I'm sorry for delay with my reply.
>which drawbacks (in instruction set) have x86 processors
>in sense as computing engines for QM ?
As to me, the most important problem is a rather small
number of available registers, especially in 32-bit mode.
Perhaps you could find something interesting on this and related
topics in my (very old and severe outdated) presentation (in pdf format)
on the PC GAMESS optimization techniques given at the meeting
with Intel's software engineers in November 1999 (Intel, Hillsboro. Oregon).
It is located here http://classic.chem.msu.su/gran/gamess/tutor.pdf
>Which instructions or architecture principles
>you would add to x86 for QM calculations ?

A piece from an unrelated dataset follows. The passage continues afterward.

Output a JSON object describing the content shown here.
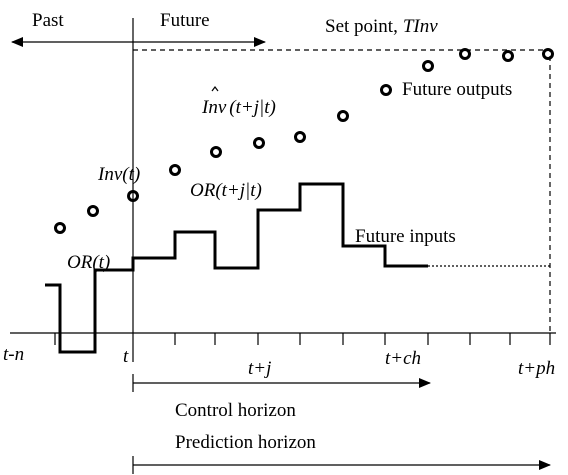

I'd prefer to have at my disposal a couple of instructions
for fast direct data movement between x87 FPU and SSE/AVX registers.
>Which parts of QM-computing you would compute
>on special FPGAs ?
I think it is impossible to answer this question without at least
minimal information on a particular FPGA. As far as I know, most
applications so far was in MD rather than in QC.
>There are benchmarks for Phenom X4 on your site.
>As far as I understand benchmarks for Bulldozer will
>better almost twice (even without FMA).
>So, on sinle node AMD is better than Intel, yes ?
>(due to many physical cores)
No, this is not the case. Without FMA, Bulldozer is significantly
worse than Phenom X4, mainly because it has a very dubious level
one cache. With FMA, Bulldozed is better than Phenom provided that
FMA can be used efficiently (e.g. in dgemm code). However, Core i7
with AVX is much better than Bulldozer and Core i7 with AVX2 is
even better as it has FMA3.
Trust me, I have results of Firefly's benchmarks for all
these processors. :)
>I see in one presentation thesis that for single node
>AMD better but in cluster Intel better.
>Is it true, how you think ?
I do not think this is true.